Para Weber, la política alemana del segundo decenio del siglo XX se había convertido en una actividad que se encontraba degradada con respecto a sus propios ideales. No sin desilusión habla Weber de la falta de poder del parlamento (y para Weber, el poder es la esencia de lo político). Las razones no las encuentra en la ausencia de buenas leyes sino en la ausencia de cualidades conductoras en los profesionales políticos. En ese punto hay una buena sintonía entre Weber y Schmitt pues, para este último, ninguna política, como ninguna institución, sistema o estructura podía ser mejor que las personas que las representan.
La despersonalización del parlamento que constató Weber era un fenómeno consustancial a la despersonalización de una vida política, cuyos actores, al rehuir la polémica, la deliberación y el antagonismo se convierten en seres anodinos, simples empleados públicos que realizan su oficio sin brillo, sin energía ni despliegue personal. La política desantagonizada por una democracia liberal que teme a la polémica como un santo al demonio no pasa de ser una actividad superficial, y sus funcionarios se reducen, la mayoría de las veces, a simular antagonismos que no sienten o a tramitar meros expedientes administrativos; en fin, a hacer una política aburrida.
Efectivamente: en determinados momentos, en particular en los de crisis social o política, no hay nada más aburrido que la política y los políticos. Estos últimos, al no defender con pasión y convicción sus posiciones y las de las personas que representan, imposibilitan uno de los objetivos fundamentales del hacer político: constituir foros públicos, en donde son transferidos los deseos, los objetivos, los intereses y, no por último, las pasiones de los representados.
La política, no hay que olvidarlo, vive de la representación y del espectáculo. El ciudadano paga con sus impuestos a los políticos para que representen con tensa intensidad sus opiniones y quiere ver un buen espectáculo al igual que cuando paga su entrada en el teatro. Es que el político debe ser, por lo menos en parte, un actor. Y un mal político como un mal actor no llega, con sus frases, al público. Algunos abandonan en silencio el teatro; otros se quedan ahí, hasta el último bostezo. No faltan, por supuesto, los defraudados que arrojarán tomates y huevos a los actores.
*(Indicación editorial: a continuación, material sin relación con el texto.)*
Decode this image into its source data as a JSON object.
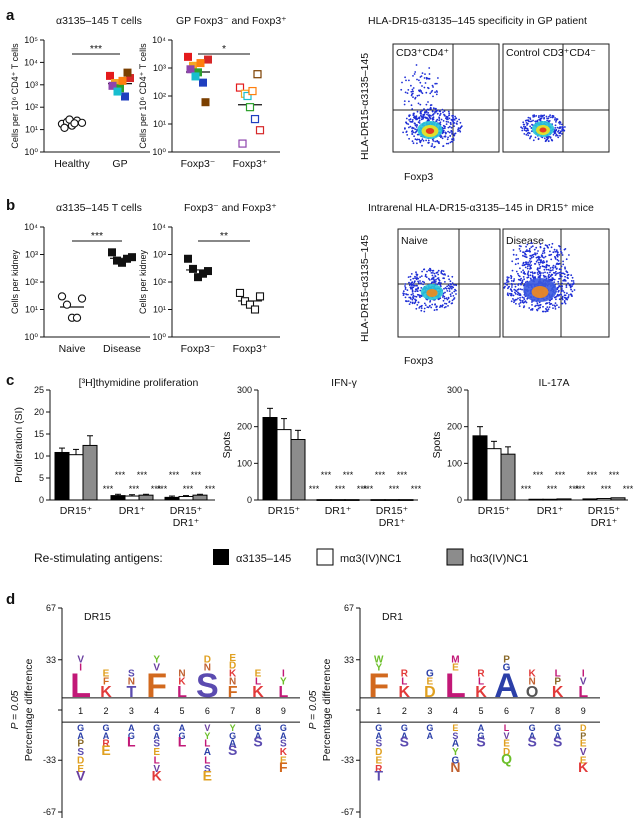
{
  "panels": {
    "a": "a",
    "b": "b",
    "c": "c",
    "d": "d",
    "a1_title": "α3135–145 T cells",
    "a2_title": "GP Foxp3⁻ and Foxp3⁺",
    "a3_title": "HLA-DR15-α3135–145 specificity in GP patient",
    "b1_title": "α3135–145 T cells",
    "b2_title": "Foxp3⁻ and Foxp3⁺",
    "b3_title": "Intrarenal HLA-DR15-α3135–145 in DR15⁺ mice",
    "flow_a_left": "CD3⁺CD4⁺",
    "flow_a_right": "Control CD3⁺CD4⁻",
    "flow_b_left": "Naive",
    "flow_b_right": "Disease",
    "flow_ylabel": "HLA-DR15-α3135–145",
    "flow_xlabel": "Foxp3",
    "legend_title": "Re-stimulating antigens:",
    "d_ylabel": "Percentage difference",
    "d_pval": "P = 0.05"
  },
  "colors": {
    "black": "#000000",
    "white": "#ffffff",
    "grey": "#8c8c8c",
    "flow_blue": "#1f2fd6"
  },
  "chart_data": [
    {
      "id": "a1",
      "type": "scatter",
      "ylabel": "Cells per 10⁶ CD4⁺ T cells",
      "yscale": "log",
      "ylim": [
        1,
        100000
      ],
      "yticks": [
        "10⁰",
        "10¹",
        "10²",
        "10³",
        "10⁴",
        "10⁵"
      ],
      "categories": [
        "Healthy",
        "GP"
      ],
      "series": [
        {
          "category": "Healthy",
          "values": [
            18,
            22,
            15,
            25,
            20,
            12,
            28,
            19
          ],
          "marker": "open-circle"
        },
        {
          "category": "GP",
          "values": [
            2500,
            1200,
            700,
            300,
            2000,
            900,
            500,
            1500,
            3500
          ],
          "marker": "colored-square"
        }
      ],
      "annotation": "***"
    },
    {
      "id": "a2",
      "type": "scatter",
      "ylabel": "Cells per 10⁶ CD4⁺ T cells",
      "yscale": "log",
      "ylim": [
        1,
        10000
      ],
      "yticks": [
        "10⁰",
        "10¹",
        "10²",
        "10³",
        "10⁴"
      ],
      "categories": [
        "Foxp3⁻",
        "Foxp3⁺"
      ],
      "series": [
        {
          "category": "Foxp3⁻",
          "values": [
            2500,
            1200,
            700,
            300,
            2000,
            900,
            500,
            1500,
            60
          ],
          "marker": "colored-square"
        },
        {
          "category": "Foxp3⁺",
          "values": [
            200,
            120,
            40,
            15,
            6,
            2,
            100,
            150,
            600
          ],
          "marker": "open-colored-square"
        }
      ],
      "annotation": "*"
    },
    {
      "id": "b1",
      "type": "scatter",
      "ylabel": "Cells per kidney",
      "yscale": "log",
      "ylim": [
        1,
        10000
      ],
      "yticks": [
        "10⁰",
        "10¹",
        "10²",
        "10³",
        "10⁴"
      ],
      "categories": [
        "Naive",
        "Disease"
      ],
      "series": [
        {
          "category": "Naive",
          "values": [
            30,
            15,
            5,
            5,
            25
          ],
          "marker": "open-circle"
        },
        {
          "category": "Disease",
          "values": [
            1200,
            600,
            500,
            700,
            800
          ],
          "marker": "filled-square"
        }
      ],
      "annotation": "***"
    },
    {
      "id": "b2",
      "type": "scatter",
      "ylabel": "Cells per kidney",
      "yscale": "log",
      "ylim": [
        1,
        10000
      ],
      "yticks": [
        "10⁰",
        "10¹",
        "10²",
        "10³",
        "10⁴"
      ],
      "categories": [
        "Foxp3⁻",
        "Foxp3⁺"
      ],
      "series": [
        {
          "category": "Foxp3⁻",
          "values": [
            700,
            300,
            150,
            200,
            250
          ],
          "marker": "filled-square"
        },
        {
          "category": "Foxp3⁺",
          "values": [
            40,
            20,
            15,
            10,
            30
          ],
          "marker": "open-square"
        }
      ],
      "annotation": "**"
    },
    {
      "id": "c1",
      "type": "bar",
      "title": "[³H]thymidine proliferation",
      "ylabel": "Proliferation (SI)",
      "ylim": [
        0,
        25
      ],
      "yticks": [
        "0",
        "5",
        "10",
        "15",
        "20",
        "25"
      ],
      "categories": [
        "DR15⁺",
        "DR1⁺",
        "DR15⁺ DR1⁺"
      ],
      "series": [
        {
          "name": "α3135–145",
          "values": [
            10.8,
            1.0,
            0.6
          ]
        },
        {
          "name": "mα3(IV)NC1",
          "values": [
            10.3,
            0.9,
            0.8
          ]
        },
        {
          "name": "hα3(IV)NC1",
          "values": [
            12.4,
            1.1,
            1.1
          ]
        }
      ],
      "errors": [
        [
          1.0,
          0.3,
          0.3
        ],
        [
          1.2,
          0.3,
          0.2
        ],
        [
          2.2,
          0.2,
          0.2
        ]
      ],
      "annotations": [
        [
          "***",
          "***",
          "***"
        ],
        [
          "***",
          "***",
          "***"
        ]
      ]
    },
    {
      "id": "c2",
      "type": "bar",
      "title": "IFN-γ",
      "ylabel": "Spots",
      "ylim": [
        0,
        300
      ],
      "yticks": [
        "0",
        "100",
        "200",
        "300"
      ],
      "categories": [
        "DR15⁺",
        "DR1⁺",
        "DR15⁺ DR1⁺"
      ],
      "series": [
        {
          "name": "α3135–145",
          "values": [
            225,
            1,
            1
          ]
        },
        {
          "name": "mα3(IV)NC1",
          "values": [
            192,
            1,
            1
          ]
        },
        {
          "name": "hα3(IV)NC1",
          "values": [
            165,
            1,
            1
          ]
        }
      ],
      "errors": [
        [
          25,
          0,
          0
        ],
        [
          30,
          0,
          0
        ],
        [
          25,
          0,
          0
        ]
      ],
      "annotations": [
        [
          "***",
          "***",
          "***"
        ],
        [
          "***",
          "***",
          "***"
        ]
      ]
    },
    {
      "id": "c3",
      "type": "bar",
      "title": "IL-17A",
      "ylabel": "Spots",
      "ylim": [
        0,
        300
      ],
      "yticks": [
        "0",
        "100",
        "200",
        "300"
      ],
      "categories": [
        "DR15⁺",
        "DR1⁺",
        "DR15⁺ DR1⁺"
      ],
      "series": [
        {
          "name": "α3135–145",
          "values": [
            175,
            2,
            3
          ]
        },
        {
          "name": "mα3(IV)NC1",
          "values": [
            140,
            2,
            4
          ]
        },
        {
          "name": "hα3(IV)NC1",
          "values": [
            125,
            3,
            6
          ]
        }
      ],
      "errors": [
        [
          25,
          0,
          0
        ],
        [
          20,
          0,
          0
        ],
        [
          20,
          0,
          0
        ]
      ],
      "annotations": [
        [
          "***",
          "***",
          "***"
        ],
        [
          "***",
          "***",
          "***"
        ]
      ]
    },
    {
      "id": "d1",
      "type": "logo",
      "title": "DR15",
      "ylabel": "Percentage difference",
      "ylim": [
        -67,
        67
      ],
      "yticks": [
        "67",
        "33",
        "0",
        "-33",
        "-67"
      ],
      "x": [
        "1",
        "2",
        "3",
        "4",
        "5",
        "6",
        "7",
        "8",
        "9"
      ],
      "top_letters": [
        "LIV",
        "KFE",
        "TNS",
        "FVY",
        "LKN",
        "SND",
        "FNKDE",
        "KLE",
        "LYI"
      ],
      "bottom_letters": [
        "GAPSDEV",
        "GARE",
        "AGL",
        "GASELVK",
        "AGL",
        "VYLALSE",
        "YGAS",
        "GAS",
        "GASKEF"
      ]
    },
    {
      "id": "d2",
      "type": "logo",
      "title": "DR1",
      "ylabel": "Percentage difference",
      "ylim": [
        -67,
        67
      ],
      "yticks": [
        "67",
        "33",
        "0",
        "-33",
        "-67"
      ],
      "x": [
        "1",
        "2",
        "3",
        "4",
        "5",
        "6",
        "7",
        "8",
        "9"
      ],
      "top_letters": [
        "FYW",
        "KLR",
        "DEG",
        "LEM",
        "KLR",
        "AGP",
        "ONK",
        "KPL",
        "LVI"
      ],
      "bottom_letters": [
        "GASDERT",
        "GAS",
        "GA",
        "ESAYGN",
        "AGS",
        "LVEDQ",
        "GAS",
        "GAS",
        "DPEVEK"
      ]
    }
  ]
}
En la política como en el teatro, esas acciones se llaman protestas. Y no siempre las protestas son revolucionarias; es decir, no exigen el fin de la política sino, simplemente, un cambio de política que pasa, casi en general, por un cambio de políticos. Muchas revoluciones podrían haber sido evitadas si la política hubiese recuperado a tiempo su sentido dramatúrgico original; aquel que le dio sentido y vida, justamente para que no hubiera guerras ni revoluciones.